Following the announcement of the resignation of Steven Becker, Mantra Group’s long serving CFO who will leave the Group at the end of August 2016, recruitment of a replacement is well progressed via an industry leading recruitment consultant considering both internal and external candidates. In the interim, Kevan Funnell, Executive Director Finance will serve as Acting CFO. Kevan has over 22 years’ experience in senior finance roles in the hospitality industry. He joined Mantra Group in March 2006 and is responsible for the management of Mantra Group’s operational finance function across of all business segments. Kevan holds a Bachelor of Business (Accounting) from the Queensland University of Technology, Brisbane and is a member of the Institute of Chartered Accountants.

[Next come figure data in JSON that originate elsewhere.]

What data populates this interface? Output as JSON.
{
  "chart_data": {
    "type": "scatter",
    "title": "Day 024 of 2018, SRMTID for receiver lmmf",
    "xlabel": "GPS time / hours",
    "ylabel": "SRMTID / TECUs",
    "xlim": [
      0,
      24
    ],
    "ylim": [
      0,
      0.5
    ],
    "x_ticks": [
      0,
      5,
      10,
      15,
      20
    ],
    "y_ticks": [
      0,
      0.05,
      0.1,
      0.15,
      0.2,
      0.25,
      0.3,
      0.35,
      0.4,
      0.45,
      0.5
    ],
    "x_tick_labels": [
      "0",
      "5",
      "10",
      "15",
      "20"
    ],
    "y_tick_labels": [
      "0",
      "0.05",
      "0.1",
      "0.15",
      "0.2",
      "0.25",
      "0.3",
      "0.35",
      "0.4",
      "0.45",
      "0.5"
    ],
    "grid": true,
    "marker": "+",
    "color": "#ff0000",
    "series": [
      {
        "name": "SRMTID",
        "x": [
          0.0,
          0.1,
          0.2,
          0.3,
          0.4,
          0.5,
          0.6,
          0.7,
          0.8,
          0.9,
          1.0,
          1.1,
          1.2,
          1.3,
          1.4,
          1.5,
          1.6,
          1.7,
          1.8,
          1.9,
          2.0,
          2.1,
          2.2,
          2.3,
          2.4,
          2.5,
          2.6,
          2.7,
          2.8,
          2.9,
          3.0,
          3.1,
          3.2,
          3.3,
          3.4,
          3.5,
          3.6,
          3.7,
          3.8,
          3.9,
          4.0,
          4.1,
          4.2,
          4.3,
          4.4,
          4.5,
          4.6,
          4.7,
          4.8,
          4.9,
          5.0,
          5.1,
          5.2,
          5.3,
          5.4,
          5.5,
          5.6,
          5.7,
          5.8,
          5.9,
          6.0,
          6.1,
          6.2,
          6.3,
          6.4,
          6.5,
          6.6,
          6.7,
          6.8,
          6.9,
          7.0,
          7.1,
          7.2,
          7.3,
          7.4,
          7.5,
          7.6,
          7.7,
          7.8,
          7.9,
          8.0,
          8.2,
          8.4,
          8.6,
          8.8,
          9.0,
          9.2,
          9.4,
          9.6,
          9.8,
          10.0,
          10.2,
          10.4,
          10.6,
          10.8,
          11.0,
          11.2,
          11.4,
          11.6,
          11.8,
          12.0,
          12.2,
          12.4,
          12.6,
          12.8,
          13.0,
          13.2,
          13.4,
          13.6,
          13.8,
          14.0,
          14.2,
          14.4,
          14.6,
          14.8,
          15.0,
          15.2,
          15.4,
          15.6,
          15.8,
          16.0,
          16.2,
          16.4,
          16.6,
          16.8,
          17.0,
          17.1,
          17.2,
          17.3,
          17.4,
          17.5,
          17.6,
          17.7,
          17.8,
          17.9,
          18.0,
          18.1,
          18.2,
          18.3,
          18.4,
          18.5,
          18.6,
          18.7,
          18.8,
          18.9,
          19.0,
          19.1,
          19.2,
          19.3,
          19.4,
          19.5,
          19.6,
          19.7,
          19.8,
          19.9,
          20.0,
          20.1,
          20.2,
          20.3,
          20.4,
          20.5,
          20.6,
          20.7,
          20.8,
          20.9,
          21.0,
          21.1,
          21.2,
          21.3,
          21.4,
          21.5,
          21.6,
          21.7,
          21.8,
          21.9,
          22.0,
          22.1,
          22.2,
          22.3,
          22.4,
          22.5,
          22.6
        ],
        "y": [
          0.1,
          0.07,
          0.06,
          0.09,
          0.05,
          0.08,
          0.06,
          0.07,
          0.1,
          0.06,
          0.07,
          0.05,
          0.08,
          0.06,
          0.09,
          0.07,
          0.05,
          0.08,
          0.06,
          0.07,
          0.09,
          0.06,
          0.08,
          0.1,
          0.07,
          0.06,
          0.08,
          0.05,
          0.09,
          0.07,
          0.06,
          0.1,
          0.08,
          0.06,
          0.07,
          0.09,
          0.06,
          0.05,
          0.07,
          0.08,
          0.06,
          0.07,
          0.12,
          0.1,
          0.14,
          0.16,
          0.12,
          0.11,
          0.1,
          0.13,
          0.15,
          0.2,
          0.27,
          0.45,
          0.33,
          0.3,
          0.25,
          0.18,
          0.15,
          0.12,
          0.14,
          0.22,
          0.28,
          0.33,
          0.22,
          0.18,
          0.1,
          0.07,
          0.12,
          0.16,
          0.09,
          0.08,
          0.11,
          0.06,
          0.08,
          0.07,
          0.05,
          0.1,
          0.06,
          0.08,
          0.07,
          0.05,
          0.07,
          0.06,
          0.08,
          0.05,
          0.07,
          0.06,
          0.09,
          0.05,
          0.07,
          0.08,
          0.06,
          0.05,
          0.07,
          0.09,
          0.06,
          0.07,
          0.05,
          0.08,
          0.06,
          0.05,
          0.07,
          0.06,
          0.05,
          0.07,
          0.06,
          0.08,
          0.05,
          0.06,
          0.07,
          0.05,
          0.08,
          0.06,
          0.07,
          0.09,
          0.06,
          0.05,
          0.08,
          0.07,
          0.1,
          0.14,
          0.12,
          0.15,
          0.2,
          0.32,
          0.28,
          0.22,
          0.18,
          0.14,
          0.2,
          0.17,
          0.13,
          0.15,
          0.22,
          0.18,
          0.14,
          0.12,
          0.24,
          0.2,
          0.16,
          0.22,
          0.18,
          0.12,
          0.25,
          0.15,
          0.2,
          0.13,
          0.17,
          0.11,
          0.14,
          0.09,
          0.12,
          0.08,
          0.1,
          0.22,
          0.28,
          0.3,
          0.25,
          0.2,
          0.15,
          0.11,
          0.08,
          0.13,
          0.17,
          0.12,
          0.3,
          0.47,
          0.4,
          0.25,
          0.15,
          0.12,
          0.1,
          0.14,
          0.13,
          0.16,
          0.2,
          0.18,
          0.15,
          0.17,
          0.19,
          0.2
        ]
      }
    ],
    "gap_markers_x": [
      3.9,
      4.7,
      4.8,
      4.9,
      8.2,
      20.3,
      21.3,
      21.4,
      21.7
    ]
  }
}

Mantra Group Chair of the Board, Peter Bush and Bob East acknowledged Steven’s significant contribution and commitment to the growth and development of Mantra Group over the past 10 years and also wished him well in his new role.
East said: “In the year ahead Mantra Group is well positioned to capitalise on growth and development via asset and investment opportunities in strategically aligned locations and properties and take advantage of its ongoing strong acquisition pipeline and the forecast growth in Australia’s tourism sector.”